Deuteronomio 32, 18-21
"El olvido de la Roca creadora y las consecuencias de cambiar la sustancia por la vanidad"
18 De la Roca que te creó te olvidaste; te has olvidado de Dios tu creador. 19 Y lo vio el Señor, y se encendió en ira por el menosprecio de sus hijos y de sus hijas. 20 Y dijo: "Esconderé de ellos mi rostro, veré cuál será su fin; porque generación torcida es, hijos sin fe. 21 Ellos me movieron a celos con lo que no es Dios; me provocaron a ira con sus vanidades; yo también los moveré a celos con un pueblo que no es pueblo, los provocaré a ira con una nación insensata".

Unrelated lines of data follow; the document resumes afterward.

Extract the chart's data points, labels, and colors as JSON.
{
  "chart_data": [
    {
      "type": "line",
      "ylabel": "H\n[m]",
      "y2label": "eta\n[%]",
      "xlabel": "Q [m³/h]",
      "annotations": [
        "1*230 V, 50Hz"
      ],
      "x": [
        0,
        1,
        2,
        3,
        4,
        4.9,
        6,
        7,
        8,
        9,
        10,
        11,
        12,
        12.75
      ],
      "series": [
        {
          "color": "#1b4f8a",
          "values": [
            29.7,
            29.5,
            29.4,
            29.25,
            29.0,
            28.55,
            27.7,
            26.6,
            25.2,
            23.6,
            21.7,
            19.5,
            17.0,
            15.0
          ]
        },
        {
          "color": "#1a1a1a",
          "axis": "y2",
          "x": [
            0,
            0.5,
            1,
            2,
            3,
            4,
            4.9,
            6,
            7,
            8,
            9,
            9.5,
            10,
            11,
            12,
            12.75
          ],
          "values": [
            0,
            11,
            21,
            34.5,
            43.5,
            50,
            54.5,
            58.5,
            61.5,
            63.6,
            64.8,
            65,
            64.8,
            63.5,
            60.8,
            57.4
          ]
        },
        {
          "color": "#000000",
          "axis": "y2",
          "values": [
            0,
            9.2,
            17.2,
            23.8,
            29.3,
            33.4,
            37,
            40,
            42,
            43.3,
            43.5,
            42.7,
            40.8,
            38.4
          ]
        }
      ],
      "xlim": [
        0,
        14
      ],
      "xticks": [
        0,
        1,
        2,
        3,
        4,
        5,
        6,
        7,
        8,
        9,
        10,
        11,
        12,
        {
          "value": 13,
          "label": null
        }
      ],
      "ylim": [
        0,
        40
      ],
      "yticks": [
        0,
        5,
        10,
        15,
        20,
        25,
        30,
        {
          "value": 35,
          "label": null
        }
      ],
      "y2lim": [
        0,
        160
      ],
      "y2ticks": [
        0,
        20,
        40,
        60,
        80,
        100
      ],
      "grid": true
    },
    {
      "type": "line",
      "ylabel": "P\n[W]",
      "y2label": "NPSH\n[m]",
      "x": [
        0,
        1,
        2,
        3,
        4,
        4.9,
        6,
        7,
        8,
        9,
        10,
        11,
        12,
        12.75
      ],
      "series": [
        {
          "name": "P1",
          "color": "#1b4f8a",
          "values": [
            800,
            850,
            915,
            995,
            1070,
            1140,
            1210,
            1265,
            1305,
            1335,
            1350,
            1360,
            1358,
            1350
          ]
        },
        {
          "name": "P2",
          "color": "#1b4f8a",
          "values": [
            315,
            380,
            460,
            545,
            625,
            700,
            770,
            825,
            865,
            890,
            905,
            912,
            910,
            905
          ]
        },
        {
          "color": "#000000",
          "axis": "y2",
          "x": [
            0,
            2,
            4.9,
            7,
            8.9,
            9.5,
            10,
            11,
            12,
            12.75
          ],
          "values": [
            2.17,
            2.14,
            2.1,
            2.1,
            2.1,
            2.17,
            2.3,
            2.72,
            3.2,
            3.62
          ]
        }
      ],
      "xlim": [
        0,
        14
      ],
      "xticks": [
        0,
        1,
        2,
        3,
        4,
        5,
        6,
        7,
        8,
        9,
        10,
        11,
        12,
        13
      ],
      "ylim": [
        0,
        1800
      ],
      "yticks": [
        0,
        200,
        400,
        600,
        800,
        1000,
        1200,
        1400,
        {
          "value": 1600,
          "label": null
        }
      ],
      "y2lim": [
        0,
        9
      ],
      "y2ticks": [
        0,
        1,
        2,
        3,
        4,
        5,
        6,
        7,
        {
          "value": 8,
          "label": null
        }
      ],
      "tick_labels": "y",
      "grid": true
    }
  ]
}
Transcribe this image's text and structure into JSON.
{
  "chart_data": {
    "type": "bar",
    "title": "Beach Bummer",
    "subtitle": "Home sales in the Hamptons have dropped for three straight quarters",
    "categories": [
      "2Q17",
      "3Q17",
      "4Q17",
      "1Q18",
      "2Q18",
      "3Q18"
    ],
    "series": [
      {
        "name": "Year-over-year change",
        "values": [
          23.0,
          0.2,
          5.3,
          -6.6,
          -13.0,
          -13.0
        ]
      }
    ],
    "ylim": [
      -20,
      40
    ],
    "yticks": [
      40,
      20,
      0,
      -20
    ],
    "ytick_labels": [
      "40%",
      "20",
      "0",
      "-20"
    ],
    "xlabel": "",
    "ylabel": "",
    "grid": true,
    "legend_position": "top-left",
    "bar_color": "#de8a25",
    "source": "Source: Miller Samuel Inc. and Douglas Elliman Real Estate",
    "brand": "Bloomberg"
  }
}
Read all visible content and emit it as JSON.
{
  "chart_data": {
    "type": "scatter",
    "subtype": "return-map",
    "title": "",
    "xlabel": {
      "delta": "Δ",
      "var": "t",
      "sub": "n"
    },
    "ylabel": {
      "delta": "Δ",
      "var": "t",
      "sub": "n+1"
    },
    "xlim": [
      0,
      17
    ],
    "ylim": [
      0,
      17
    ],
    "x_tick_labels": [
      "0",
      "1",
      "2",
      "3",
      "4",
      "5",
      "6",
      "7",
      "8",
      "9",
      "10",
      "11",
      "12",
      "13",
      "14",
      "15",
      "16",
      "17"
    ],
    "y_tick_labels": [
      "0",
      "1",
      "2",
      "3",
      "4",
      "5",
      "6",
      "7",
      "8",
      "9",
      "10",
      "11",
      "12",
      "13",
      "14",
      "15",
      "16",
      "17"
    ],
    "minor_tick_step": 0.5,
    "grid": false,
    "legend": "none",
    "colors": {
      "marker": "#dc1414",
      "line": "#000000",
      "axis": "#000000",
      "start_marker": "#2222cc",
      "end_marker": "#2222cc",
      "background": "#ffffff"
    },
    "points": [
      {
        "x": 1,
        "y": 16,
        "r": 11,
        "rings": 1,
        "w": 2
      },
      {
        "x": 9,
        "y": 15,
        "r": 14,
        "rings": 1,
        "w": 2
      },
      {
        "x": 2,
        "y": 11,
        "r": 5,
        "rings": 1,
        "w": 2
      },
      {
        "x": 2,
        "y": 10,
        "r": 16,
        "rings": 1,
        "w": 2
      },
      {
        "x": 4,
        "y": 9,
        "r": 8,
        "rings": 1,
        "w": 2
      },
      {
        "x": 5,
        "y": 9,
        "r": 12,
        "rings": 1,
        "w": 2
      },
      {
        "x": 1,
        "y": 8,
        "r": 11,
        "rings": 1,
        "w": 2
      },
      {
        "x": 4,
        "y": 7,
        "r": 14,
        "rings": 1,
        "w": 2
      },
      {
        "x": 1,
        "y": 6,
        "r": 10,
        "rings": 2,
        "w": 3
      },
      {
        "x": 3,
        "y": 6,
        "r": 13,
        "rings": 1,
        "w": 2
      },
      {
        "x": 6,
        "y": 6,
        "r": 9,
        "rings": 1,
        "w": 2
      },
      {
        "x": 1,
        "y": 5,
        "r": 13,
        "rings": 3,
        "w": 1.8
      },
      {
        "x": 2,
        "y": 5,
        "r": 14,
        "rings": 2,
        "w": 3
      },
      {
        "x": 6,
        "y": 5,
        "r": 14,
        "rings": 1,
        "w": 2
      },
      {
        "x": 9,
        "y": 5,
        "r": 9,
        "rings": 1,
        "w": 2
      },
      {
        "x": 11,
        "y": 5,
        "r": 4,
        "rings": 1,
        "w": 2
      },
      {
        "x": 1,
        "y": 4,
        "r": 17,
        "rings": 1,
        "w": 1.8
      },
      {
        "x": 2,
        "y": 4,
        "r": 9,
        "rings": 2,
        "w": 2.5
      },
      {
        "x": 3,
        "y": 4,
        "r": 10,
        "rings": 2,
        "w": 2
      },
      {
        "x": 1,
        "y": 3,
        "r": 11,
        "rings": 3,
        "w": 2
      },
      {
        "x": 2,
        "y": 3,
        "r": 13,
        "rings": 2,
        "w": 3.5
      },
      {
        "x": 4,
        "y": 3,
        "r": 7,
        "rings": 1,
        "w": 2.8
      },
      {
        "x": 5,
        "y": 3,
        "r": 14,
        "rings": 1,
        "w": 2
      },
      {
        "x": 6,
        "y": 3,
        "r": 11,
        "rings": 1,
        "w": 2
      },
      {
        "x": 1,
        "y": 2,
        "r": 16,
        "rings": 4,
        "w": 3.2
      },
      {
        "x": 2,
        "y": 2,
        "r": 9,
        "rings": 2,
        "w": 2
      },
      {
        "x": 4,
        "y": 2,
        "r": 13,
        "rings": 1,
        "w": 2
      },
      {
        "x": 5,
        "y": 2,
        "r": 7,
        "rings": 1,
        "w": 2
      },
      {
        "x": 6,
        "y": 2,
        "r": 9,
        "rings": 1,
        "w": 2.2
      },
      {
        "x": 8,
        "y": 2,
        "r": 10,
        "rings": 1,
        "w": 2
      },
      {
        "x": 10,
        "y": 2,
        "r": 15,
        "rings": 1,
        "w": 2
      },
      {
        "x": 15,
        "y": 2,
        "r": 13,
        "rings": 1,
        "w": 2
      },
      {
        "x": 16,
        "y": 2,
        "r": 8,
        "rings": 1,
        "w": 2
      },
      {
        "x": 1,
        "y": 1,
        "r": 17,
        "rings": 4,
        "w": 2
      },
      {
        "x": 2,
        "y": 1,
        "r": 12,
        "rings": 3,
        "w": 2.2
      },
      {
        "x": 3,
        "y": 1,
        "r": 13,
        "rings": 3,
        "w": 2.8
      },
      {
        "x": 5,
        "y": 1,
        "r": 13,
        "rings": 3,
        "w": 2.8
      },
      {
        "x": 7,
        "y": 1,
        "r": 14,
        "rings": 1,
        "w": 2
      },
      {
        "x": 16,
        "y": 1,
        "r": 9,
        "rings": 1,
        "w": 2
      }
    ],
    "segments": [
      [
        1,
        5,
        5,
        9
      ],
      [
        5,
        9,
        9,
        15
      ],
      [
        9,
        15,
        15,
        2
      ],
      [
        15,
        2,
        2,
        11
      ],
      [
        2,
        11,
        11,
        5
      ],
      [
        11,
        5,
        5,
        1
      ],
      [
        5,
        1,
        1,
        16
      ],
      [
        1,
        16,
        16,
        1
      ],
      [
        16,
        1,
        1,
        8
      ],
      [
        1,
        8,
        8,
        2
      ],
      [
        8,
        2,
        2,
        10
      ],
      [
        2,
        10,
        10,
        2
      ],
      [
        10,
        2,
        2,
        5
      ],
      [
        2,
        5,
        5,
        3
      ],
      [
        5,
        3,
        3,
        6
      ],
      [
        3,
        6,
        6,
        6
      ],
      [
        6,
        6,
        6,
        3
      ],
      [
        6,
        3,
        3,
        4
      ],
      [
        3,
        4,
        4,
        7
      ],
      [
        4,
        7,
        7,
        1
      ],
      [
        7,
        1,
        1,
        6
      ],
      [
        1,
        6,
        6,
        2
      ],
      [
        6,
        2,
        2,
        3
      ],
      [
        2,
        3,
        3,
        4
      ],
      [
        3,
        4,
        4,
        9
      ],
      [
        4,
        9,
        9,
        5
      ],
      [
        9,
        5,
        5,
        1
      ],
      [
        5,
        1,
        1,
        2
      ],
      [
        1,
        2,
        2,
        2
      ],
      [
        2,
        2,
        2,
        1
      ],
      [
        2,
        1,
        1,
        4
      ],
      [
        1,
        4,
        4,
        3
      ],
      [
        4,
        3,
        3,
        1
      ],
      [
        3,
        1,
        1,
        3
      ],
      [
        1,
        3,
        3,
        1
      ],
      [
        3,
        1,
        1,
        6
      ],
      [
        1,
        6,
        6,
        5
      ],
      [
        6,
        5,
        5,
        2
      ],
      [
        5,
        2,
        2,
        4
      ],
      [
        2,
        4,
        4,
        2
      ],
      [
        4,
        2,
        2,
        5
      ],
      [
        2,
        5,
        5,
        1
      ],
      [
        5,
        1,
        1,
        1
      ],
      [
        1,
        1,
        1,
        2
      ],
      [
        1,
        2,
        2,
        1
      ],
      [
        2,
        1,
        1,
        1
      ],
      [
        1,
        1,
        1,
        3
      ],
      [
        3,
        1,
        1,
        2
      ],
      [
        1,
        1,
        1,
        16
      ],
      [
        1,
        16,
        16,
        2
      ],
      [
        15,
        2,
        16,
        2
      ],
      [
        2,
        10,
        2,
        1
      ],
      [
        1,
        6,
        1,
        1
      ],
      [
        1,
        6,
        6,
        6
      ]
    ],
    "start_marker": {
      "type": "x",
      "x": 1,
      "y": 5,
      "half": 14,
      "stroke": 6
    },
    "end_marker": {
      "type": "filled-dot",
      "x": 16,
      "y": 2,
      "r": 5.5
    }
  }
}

Este pasaje forma parte del "Cantar de Moisés", un testimonio solemne y poético dirigido a Israel para recordarles su historia, sus pactos y el peligro inminente de la infidelidad. El texto denuncia con severidad el acto de amnesia espiritual más grave: apartarse y olvidar a la "Roca", el cimiento firme y origen de su existencia, para volverse hacia ídolos vacíos y "vanidades". La consecuencia de cambiar la sustancia por la ilusión es el desencuentro, la pérdida de la protección y la vulnerabilidad ante realidades desprovistas de propósito. La severidad del pasaje no busca la destrucción, sino sacudir la conciencia para evitar que la autocomplacencia y el desvío arruinen una obra construida con tanto esfuerzo.
El peligro de olvidar los cimientos ("la Roca"): Todo éxito, talento o proyecto sólido tiene un origen y unos principios rectores. Olvidar qué fue lo que cimentó el camino conduce inevitablemente a la deriva.
La sustitución de la sustancia por la vanidad: Cuando se pierde la profundidad, se recurre a fachadas, atajos o idolatrías superficiales que no ofrecen verdadero sustento en el momento de la prueba.
El despertar de la conciencia a través del contraste: El toque de atención busca sacudir la inercia, obligando a replantear el rumbo antes de que el desgaste vacíe por completo el sentido de la obra.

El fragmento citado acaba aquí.